One another comment - something that's bedevilled the Covid debate is that people from allied fields tend to jump in and comment regardless of how much they actually know about the matter at hand, when outsiders might think "Oh, (s)he works on X, she must know about the Y under discussion" when the reality is that even though X appears related, the detail of Y is so different that knowing about X is irrelevant. In fact it works the other way, that the people closest to the field but outside it, know enough about X to know how little they know, whereas the less expert just breeze in obliviously. So you'll get media bookers going down a list of increasing ignorance, with the people who know 70% about X or 60% about X declining until they get down to the people who know 20% about the subject, who don't realise how little they know. And then they're the ones who get on telly or who start YouTube channels.

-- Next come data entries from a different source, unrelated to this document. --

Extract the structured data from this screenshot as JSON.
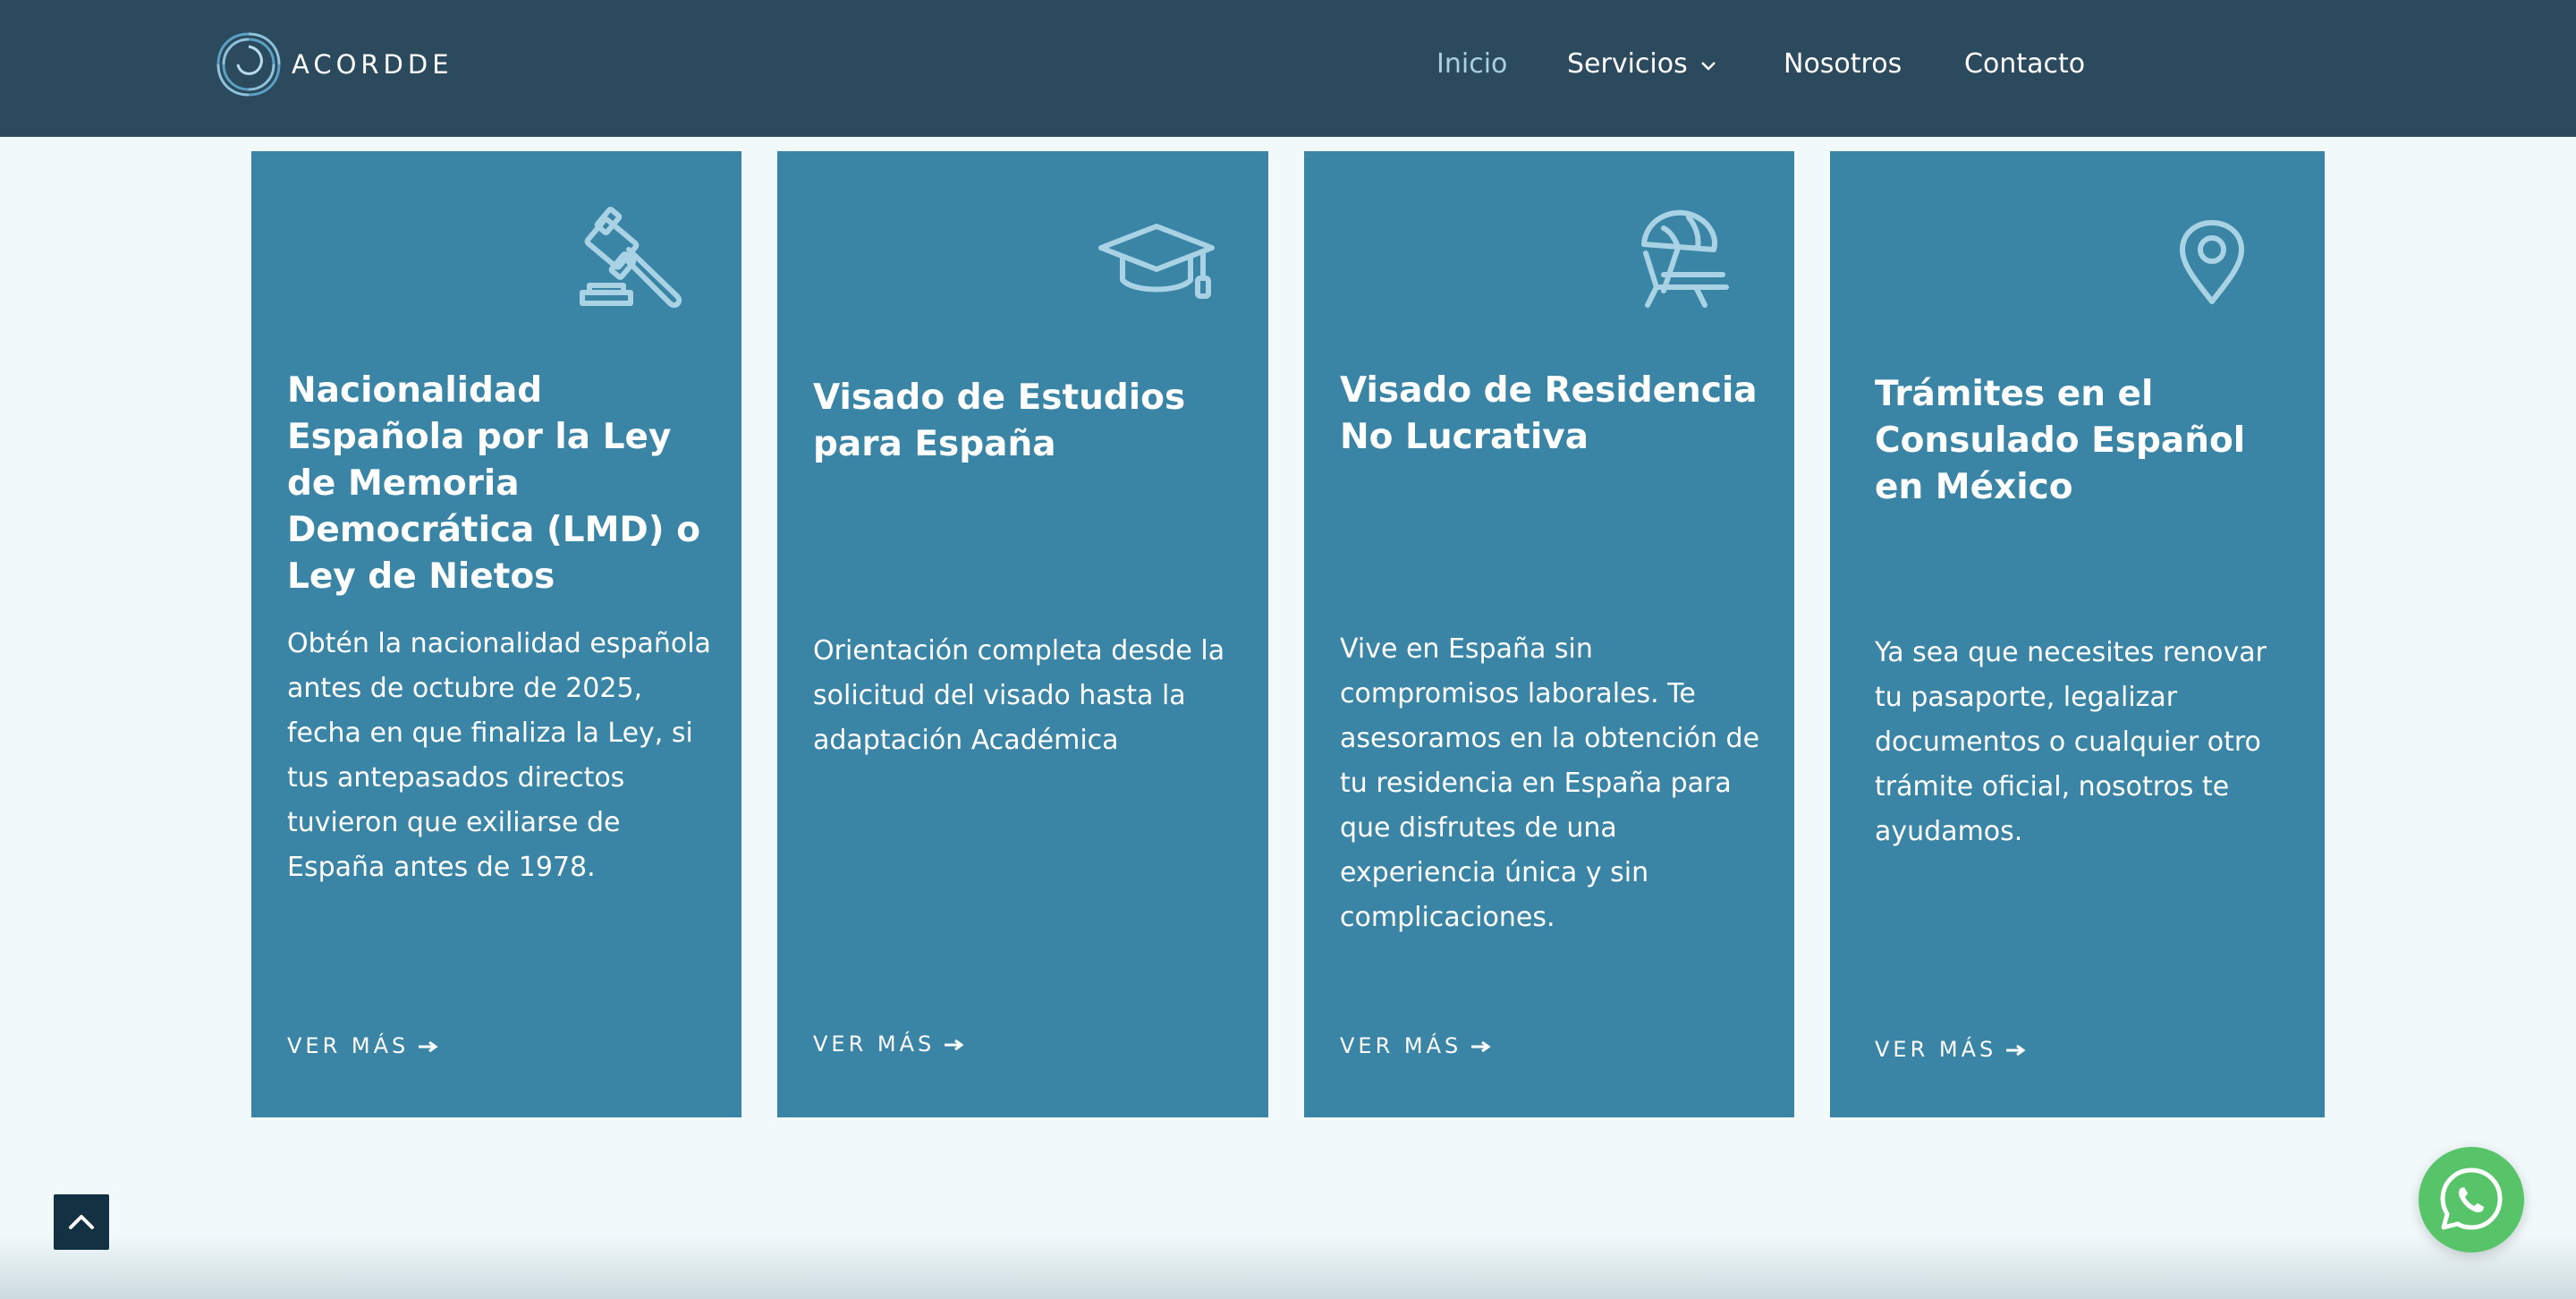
{
  "brand": {
    "name": "ACORDDE",
    "logo_icon": "swirl-logo-icon"
  },
  "nav": {
    "items": [
      {
        "label": "Inicio",
        "active": true
      },
      {
        "label": "Servicios",
        "has_dropdown": true
      },
      {
        "label": "Nosotros"
      },
      {
        "label": "Contacto"
      }
    ]
  },
  "cards": [
    {
      "icon": "gavel-icon",
      "title": "Nacionalidad Española por la Ley de Memoria Democrática (LMD) o Ley de Nietos",
      "description": "Obtén la nacionalidad española antes de octubre de 2025, fecha en que finaliza la Ley, si tus antepasados directos tuvieron que exiliarse de España antes de 1978.",
      "link": "VER MÁS"
    },
    {
      "icon": "graduation-cap-icon",
      "title": "Visado de Estudios para España",
      "description": "Orientación completa desde la solicitud del visado hasta la adaptación Académica",
      "link": "VER MÁS"
    },
    {
      "icon": "beach-umbrella-chair-icon",
      "title": "Visado de Residencia No Lucrativa",
      "description": "Vive en España sin compromisos laborales. Te asesoramos en la obtención de tu residencia en España para que disfrutes de una experiencia única y sin complicaciones.",
      "link": "VER MÁS"
    },
    {
      "icon": "map-pin-icon",
      "title": "Trámites en el Consulado Español en México",
      "description": "Ya sea que necesites renovar tu pasaporte, legalizar documentos o cualquier otro trámite oficial, nosotros te ayudamos.",
      "link": "VER MÁS"
    }
  ],
  "floating": {
    "scroll_top_icon": "chevron-up-icon",
    "whatsapp_icon": "whatsapp-icon"
  },
  "colors": {
    "header": "#2b4a5d",
    "card": "#3a85a5",
    "background": "#f1f9fb",
    "nav_active": "#a8d0e0",
    "whatsapp": "#57c46a",
    "icon": "#a9d3e4"
  }
}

I feel a bit the same way. I may have done a PhD on mechanisms of infection, but I know enough to know how badly placed I am to judge the trustworthiness of the trials. However at least I speak the same language as the immunologists and it was striking at the time how they had a consensus that although extra time would be nice, the accelerated approach was the right way to go in the circumstances and they were happy with the safety profile that came out of the trials. And then of course we've had billions of people receive the jabs without significant problems. Although as someone who had long Covid for a year before getting jabbed for the first time, I don't have too much time for those who seek to draw conclusions about vaccine safety from half-baked analysis of a population in which infection with this nasty, persistent virus is rife.